Are public employees really as sick as they claim?

CLEVELAND - The Investigator, Tom Meyer, uncovered some eye-opening evidence on sick time in an exclusive government waste investigation.

Action News found that as most folks hustle in to work every day, a healthy number of government workers call in sick. It's a routine that plays the same way over and over, according to Cuyahoga County recorder Pat O'Malley.

"There is a perception, and the perception is based on truth, that public employees are on the gravy train," O'Malley said.

Action News decided to investigate the use of sick time at the county. The records show county employees, on average, miss a lot of work, and you're paying for it.

Some county employees, like Kerstin Hart, told The Investigator they know that they're on an undesirable list. Hart called it "the sh-- list."

Hart processes important documents for taxpayers in the Clerk of Courts office. Last year, she took 41 sick days, which amounts to two months off the job.

"I'm not proud of it," she said. "I'm trying to do better."

The 3,700 employees under the Board of Commissioners took a whopping 69,000 sick days last year. On average, that's almost four weeks of sick time per employee.

"I'd say they're taking advantage of it and abusing it," O'Malley said.

Virtually everyone -- 83 percent of the workforce -- took 10 or more sick days, and nearly one out of every 10 took 25 or more sick days.

"That's terrible," retired Clevelander Walter Penkal said. "It increases the cost of government."

The Investigator found documentation of county employees who took 58, 67, 78 and even 115 sick days in just one year.

"I think if someone is getting sick that often, they shouldn't be working," one county resident said.

The trickle-down effect is felt by taxpayers, who are picking up the annual $16 million tab.

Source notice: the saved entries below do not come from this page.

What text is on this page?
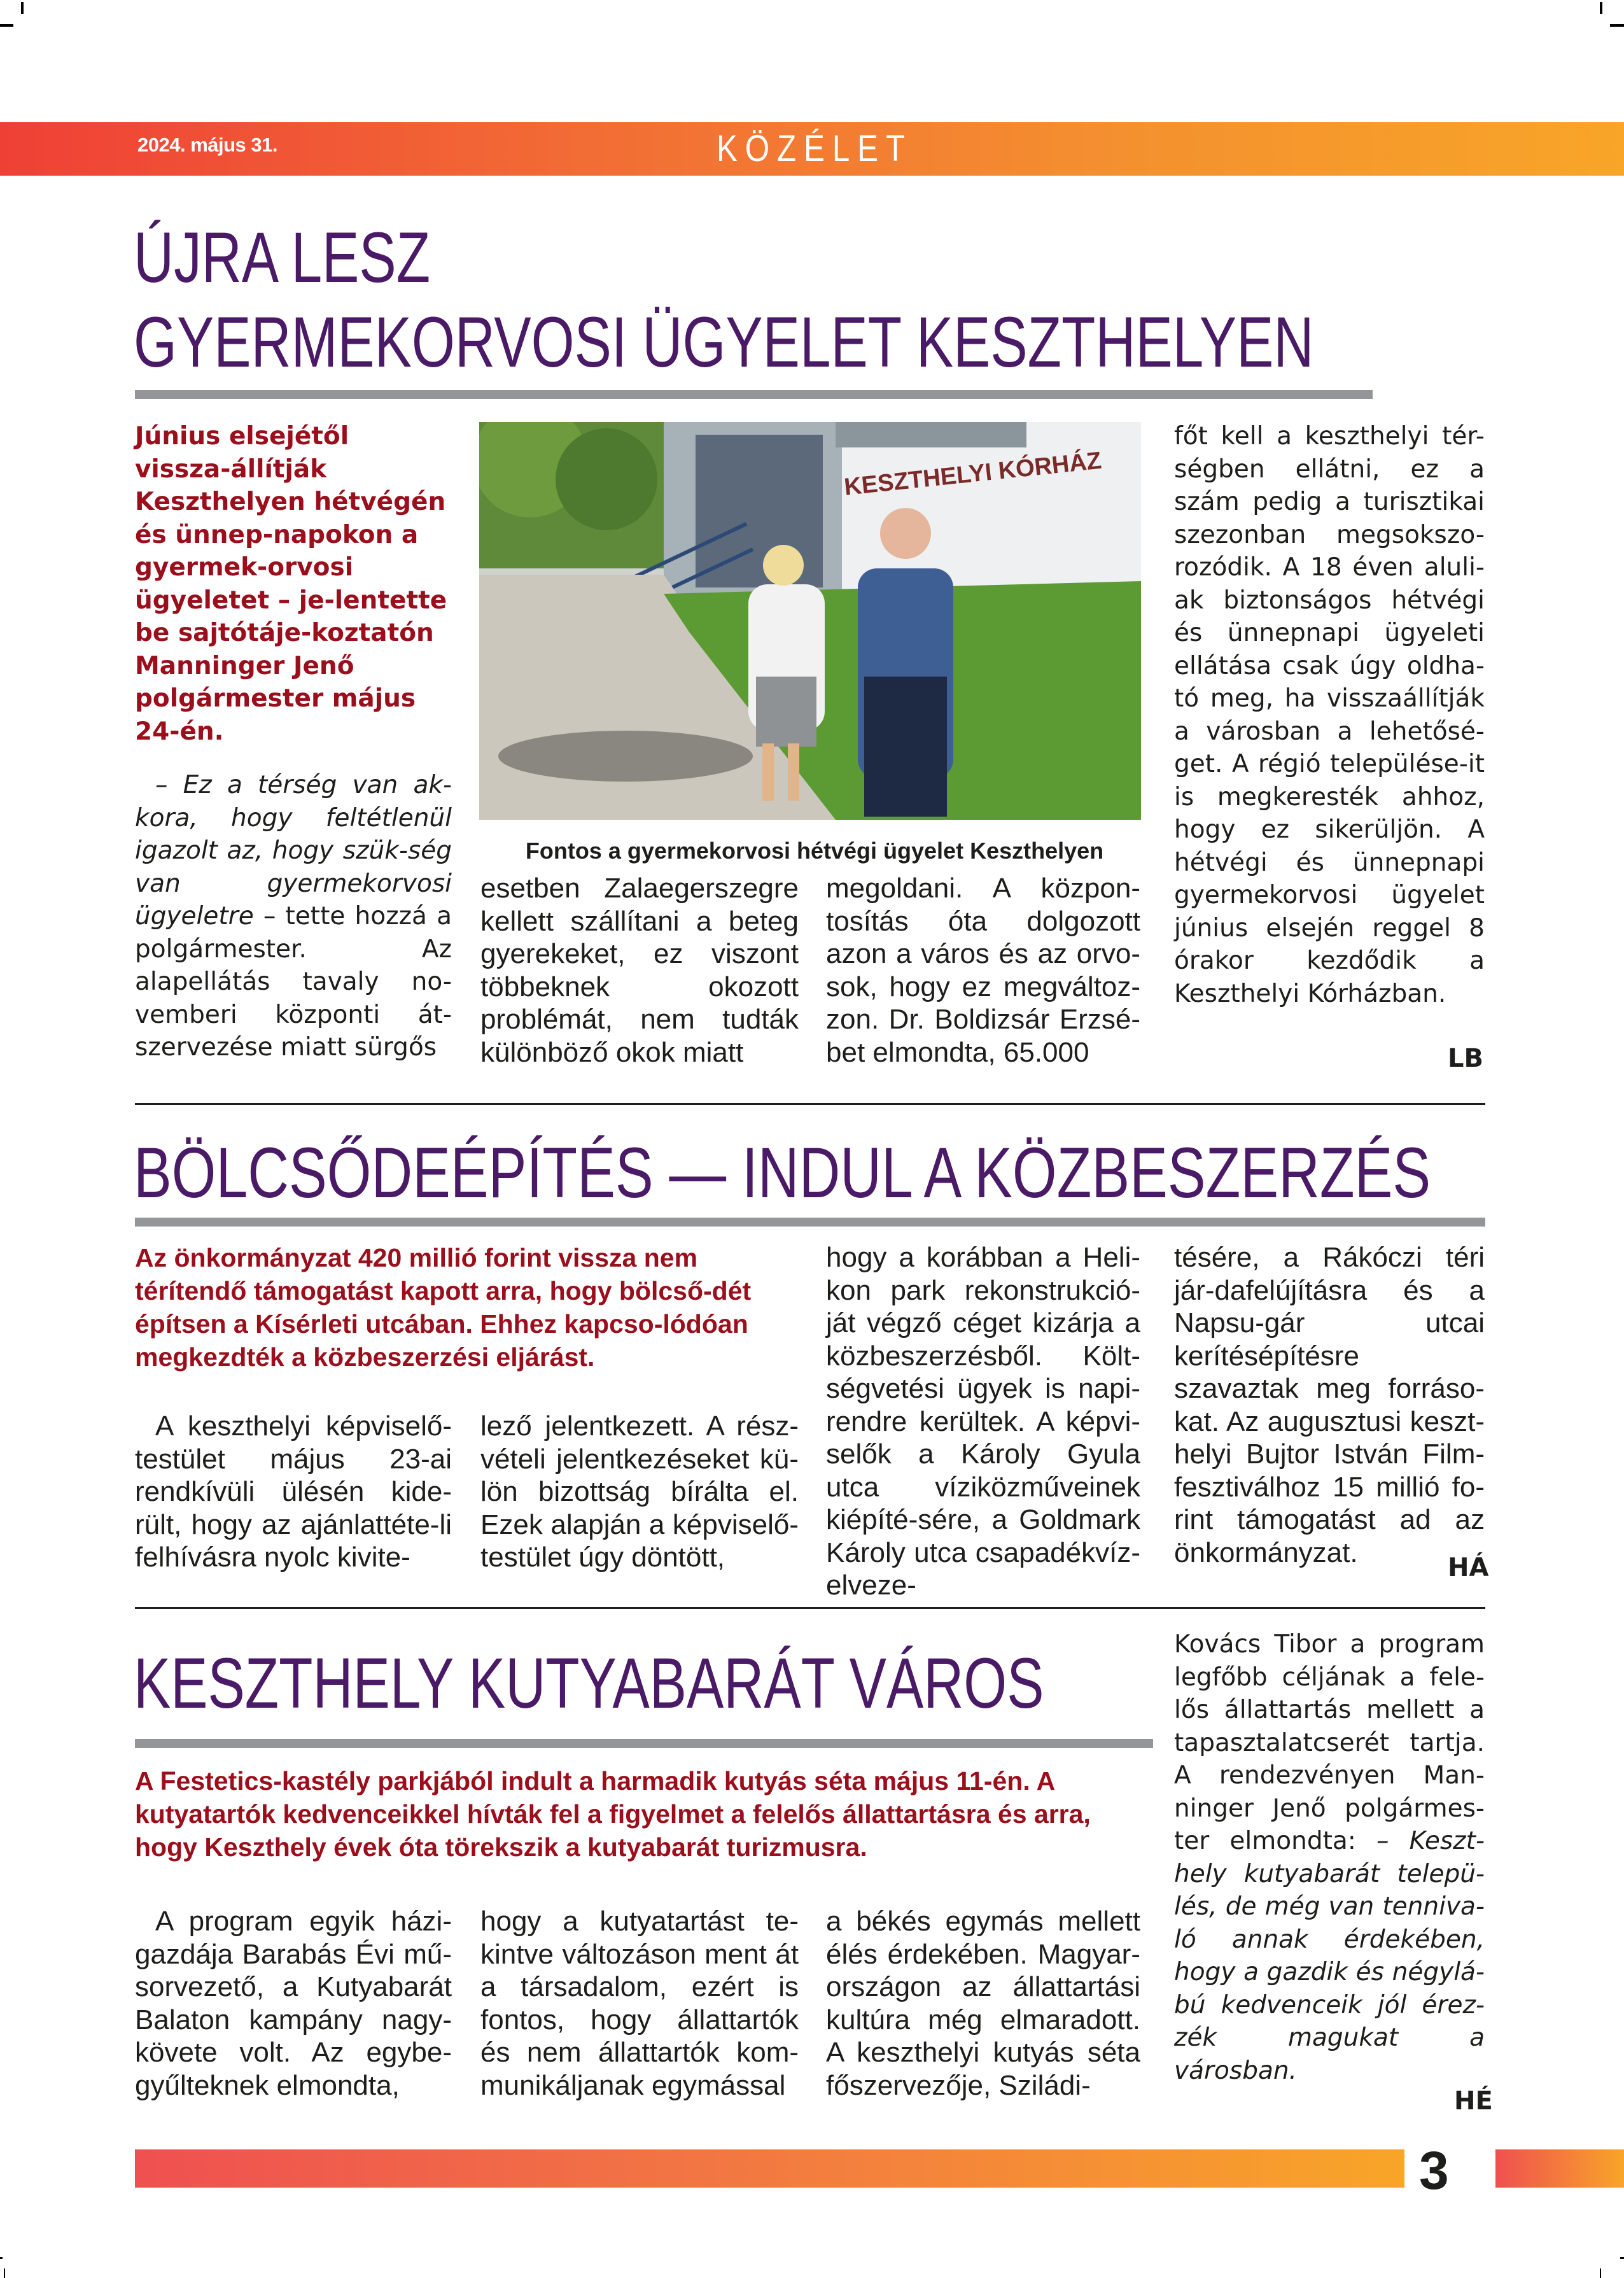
2024. május 31.	KÖZÉLET
ÚJRA LESZ
GYERMEKORVOSI ÜGYELET KESZTHELYEN

Június elsejétől vissza-állítják Keszthelyen hétvégén és ünnep-napokon a gyermek-orvosi ügyeletet – je-lentette be sajtótáje-koztatón Manninger Jenő polgármester május 24-én.

– Ez a térség van ak-kora, hogy feltétlenül igazolt az, hogy szük-ség van gyermekorvosi ügyeletre – tette hozzá a polgármester. Az alapellátás tavaly no-vemberi központi át-szervezése miatt sürgős

KESZTHELYI KÓRHÁZ
Fontos a gyermekorvosi hétvégi ügyelet Keszthelyen

esetben Zalaegerszegre kellett szállítani a beteg gyerekeket, ez viszont többeknek okozott problémát, nem tudták különböző okok miatt

megoldani. A közpon-tosítás óta dolgozott azon a város és az orvo-sok, hogy ez megváltoz-zon. Dr. Boldizsár Erzsé-bet elmondta, 65.000

főt kell a keszthelyi tér-ségben ellátni, ez a szám pedig a turisztikai szezonban megsokszo-rozódik. A 18 éven aluli-ak biztonságos hétvégi és ünnepnapi ügyeleti ellátása csak úgy oldha-tó meg, ha visszaállítják a városban a lehetősé-get. A régió települése-it is megkeresték ahhoz, hogy ez sikerüljön. A hétvégi és ünnepnapi gyermekorvosi ügyelet június elsején reggel 8 órakor kezdődik a Keszthelyi Kórházban.

LB
BÖLCSŐDEÉPÍTÉS — INDUL A KÖZBESZERZÉS

Az önkormányzat 420 millió forint vissza nem térítendő támogatást kapott arra, hogy bölcső-dét építsen a Kísérleti utcában. Ehhez kapcso-lódóan megkezdték a közbeszerzési eljárást.

A keszthelyi képviselő-testület május 23-ai rendkívüli ülésén kide-rült, hogy az ajánlattéte-li felhívásra nyolc kivite-

lező jelentkezett. A rész-vételi jelentkezéseket kü-lön bizottság bírálta el. Ezek alapján a képviselő-testület úgy döntött,

hogy a korábban a Heli-kon park rekonstrukció-ját végző céget kizárja a közbeszerzésből. Költ-ségvetési ügyek is napi-rendre kerültek. A képvi-selők a Károly Gyula utca víziközműveinek kiépíté-sére, a Goldmark Károly utca csapadékvíz-elveze-

tésére, a Rákóczi téri jár-dafelújításra és a Napsu-gár utcai kerítésépítésre szavaztak meg forráso-kat. Az augusztusi keszt-helyi Bujtor István Film-fesztiválhoz 15 millió fo-rint támogatást ad az önkormányzat.	HÁ
KESZTHELY KUTYABARÁT VÁROS

A Festetics-kastély parkjából indult a harmadik kutyás séta május 11-én. A kutyatartók kedvenceikkel hívták fel a figyelmet a felelős állattartásra és arra, hogy Keszthely évek óta törekszik a kutyabarát turizmusra.

A program egyik házi-gazdája Barabás Évi mű-sorvezető, a Kutyabarát Balaton kampány nagy-követe volt. Az egybe-gyűlteknek elmondta,

hogy a kutyatartást te-kintve változáson ment át a társadalom, ezért is fontos, hogy állattartók és nem állattartók kom-munikáljanak egymással

a békés egymás mellett élés érdekében. Magyar-országon az állattartási kultúra még elmaradott. A keszthelyi kutyás séta főszervezője, Sziládi-

Kovács Tibor a program legfőbb céljának a fele-lős állattartás mellett a tapasztalatcserét tartja. A rendezvényen Man-ninger Jenő polgármes-ter elmondta: – Keszt-hely kutyabarát telepü-lés, de még van tenniva-ló annak érdekében, hogy a gazdik és négylá-bú kedvenceik jól érez-zék magukat a városban.

HÉ
3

"This isn't a social service agency where they get free money," O'Malle said. "This is the public's money."

Action News went to the head of the county commissioners to show him the staggering numbers. President Jimmy Dimora said that some employees are taking advantage of federal law that allows more excuses for calling in sick.

"It's a lot harder to police it and enforce it and catch people abusing it," he said.

A number of county employees take a lot of sick time for good reasons. Still, top officials admit that there's widespread abuse.

At the county recorder's office, sick time is down since the boss began firing sick time violators.

"I think the government in general has had a reputation of being too lenient, and that reputation is deserved," O'Malley said.

County leaders told Action News that they are looking at incentives to keep the working coming back to their jobs. Incentives might include a half day's pay for each sick day not used.